The birds ramble, dying. Feathers fly. Blood squirts on the two women in white. Trance. I dance with them. I beat them with the dying birds. Noise of death. Blood.

(I had anticipated cutting the birds’ throats on the butcher’s block. But, in my trance, carried away by a strange force, I ripped their necks with my bare hands as easily as if uncorking a bottle.)

The woman in pink, her feet still in the basin, moves her hips, while the woman in black, like a slave, begins to cover her body in honey.

I destroy the geese on the butcher block.

The woman in silver violently opens and closes the scissors. Ah, that metallic sound!

She gives the scissors to the two women in white who begin to cut the black plastic off me.

She destroys my suit. I lose my boots and gloves. Curiously possessed also, the women tear up my suit with their bare hands.

My body is then covered with twenty pounds of steak stitched onto me like a shirt.

Howling, the women hurl the red meat and tear it to shreds piece by piece. They give the pieces to the woman in silver. With an enormous silver knife, she calmly throws the steak into the boiling oil. (The proximity of the hot plate to the sweating bodies of the women produces electric shocks.)
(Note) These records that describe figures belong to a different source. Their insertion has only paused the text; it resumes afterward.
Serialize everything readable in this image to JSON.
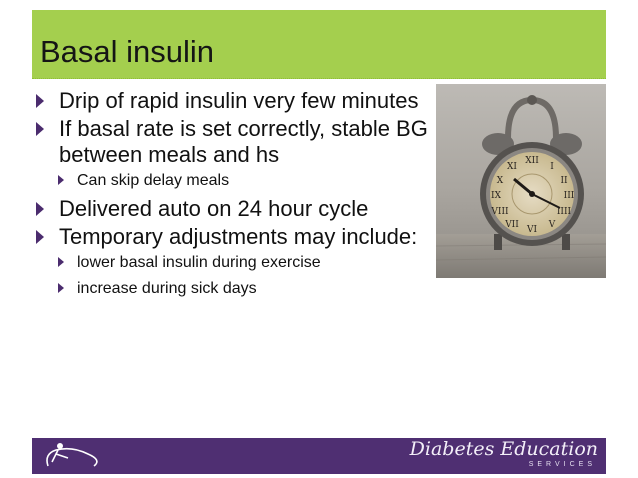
{
  "slide": {
    "title": "Basal insulin",
    "bullets": [
      {
        "text": "Drip of rapid insulin very few minutes",
        "sub": []
      },
      {
        "text": "If basal rate is set correctly, stable BG between meals and hs",
        "sub": [
          "Can skip delay meals"
        ]
      },
      {
        "text": "Delivered auto on 24 hour cycle",
        "sub": []
      },
      {
        "text": "Temporary adjustments may include:",
        "sub": [
          "lower basal insulin during exercise",
          "increase during sick days"
        ]
      }
    ],
    "image_icon": "alarm-clock-icon"
  },
  "footer": {
    "brand_main": "Diabetes Education",
    "brand_sub": "SERVICES",
    "logo_icon": "figure-logo-icon"
  },
  "colors": {
    "title_bar": "#a4cf4e",
    "footer_bar": "#4f2f72",
    "bullet_arrow": "#4b2c6e"
  }
}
Each piece of meat once fried is put on a white dish; the two women put the dishes in the public’s view.

I remain dressed in black leather pants. A phallus made of the same material is hung perpendicular to the floor. I have leather bracelets on my wrists and ankles: homage to Maciste, the Hercules of the Italian peplum (sword and sandal films). Concentration. Karate-kata.

I take the hatchet and cut my leather phallus into slices on the butcher’s block.

The woman in black, conscious of the skeleton, dances; she moves the bones like a marionette while I break the white dishes with a hammer in one blow.

The women in white dance without stopping. When they feel tired they take the Zazen posture.

I bring a metal frame. Slowly, I lift the black shawl covering the breasts of the executioner. Her skin is not painted. She has a sound and strong chest, a powerful body.

I put the frame around my neck while turning my back to the public.

The woman gives me a lash of the whip.

I trace a red line on her right breast with lipstick.

Second lash of the whip. The line begins at her solar plexus and descends to her vagina.

(The first lash was strong but not so much: I needed more. I sought a still-unknown psychological state. I needed to bleed to transcend myself, to break my own image. The second lash branded me instantly. Then the executioner lost control, for she had often dreamed of flogging a man. The third time, very excited, she lashed me with all her might. The wound took two weeks to heal.)

The woman wants to continue to beat me; she pushes me with all her strength. With the apparatus around my neck, I whirl around and fall to the ground. (I could have broken my cervical vertebrae but, in the strange emotional state where I found myself, time slowed down, and as if I were in a movie in slow motion, I lifted myself up without the slightest injury.) I pinch her breasts to bring her back to herself. Calm.

The woman in black brings me lemons. Ah, this yellow color!

I lay them down in a circle. I kneel in the middle.